他赶紧回到书案前把纸笔翻出来勾勾画画,折腾到快半夜,灯油烧了一碟。他丢下笔,发现王贞娥说的那个漏洞确实存在,左翼的长枪手配合不到刀牌手,一旦阵法左角被突破,整个阵形就会散架。

他惊了,转过头看她:“你怎么看出来的?”

王贞娥把鞋底往箩筐里一搁:“你打拳的时候,左边也总是慢半拍。”

戚继光被堵得哑口无言。

他打拳的习惯是多年养成的——从小右臂力气大,发劲快,左臂相对迟钝。这个他自己都没怎么在意的小毛病,王贞娥在旁边看了几眼就看出来了。

这女人,比他以为的要厉害一百倍。

他更深地觉得,自己娶到的不是老婆,是上天派下来的军师,虽然这位军师的脾气比将军还大。

五、鱼头真相

鱼头事件的反转,发生在婚后半年多。

贞娥每天天不亮就起来给他做饭,半夜还在灯下缝补衣裳。那几个月王贞娥隔三岔五就买鱼,每次都是同样操作。

转折来得很突然。有一天戚继光奉命去王栋府上公干,王贞娥的父亲要核对一批军务账册,登州卫那边把活儿扔给戚继光。他去王家,事情办完,王贞娥的母亲留他吃顿饭。席间,岳母跟他话家常,无意间说了一句:“我那闺女啊,从小就不爱吃鱼头。”
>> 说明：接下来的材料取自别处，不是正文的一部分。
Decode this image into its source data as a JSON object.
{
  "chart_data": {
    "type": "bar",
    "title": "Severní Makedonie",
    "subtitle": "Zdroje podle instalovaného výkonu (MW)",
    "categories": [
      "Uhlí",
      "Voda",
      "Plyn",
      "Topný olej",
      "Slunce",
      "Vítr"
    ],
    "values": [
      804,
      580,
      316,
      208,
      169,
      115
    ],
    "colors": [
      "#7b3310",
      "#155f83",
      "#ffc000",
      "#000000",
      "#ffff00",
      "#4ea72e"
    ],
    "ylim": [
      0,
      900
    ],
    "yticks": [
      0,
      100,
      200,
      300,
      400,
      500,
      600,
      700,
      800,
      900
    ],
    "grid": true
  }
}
戚继光手里的筷子悬在半空中。他愣了,忘了嚼。他想起王贞娥那句“我爱吃鱼头,酥”。

他那天是怎么从王家走回戚家的,他记不太清了。脑子里翻来覆去就一件事,王贞娥把最好吃的鱼腹省下来给他,编个谎话说自己爱吃鱼头。

那天晚上他回到家里,王贞娥正好端出晚饭。又是鱼。戚继光没吃。

“怎么了?”王贞娥见他一动不动坐着,有点奇怪,“今天不饿?”

他憋了半天,问了一句:“贞娥,你是不是从来不爱吃鱼头?”

王贞娥的手顿了一下,然后该干嘛干嘛,把鱼腹那块最嫩的肉夹到他碗里:“快吃饭,凉了。”

“你为什么骗我?”

屋子里安静了一下。王贞娥没有解释,也没有直接承认。她盯着他看了片刻,最后低头说了一句很轻的话:“你在外面那么累,好的当然给你吃。这有什么好说的?”

戚继光端着那碗饭,看了一眼鱼肉,又看了一眼王贞娥。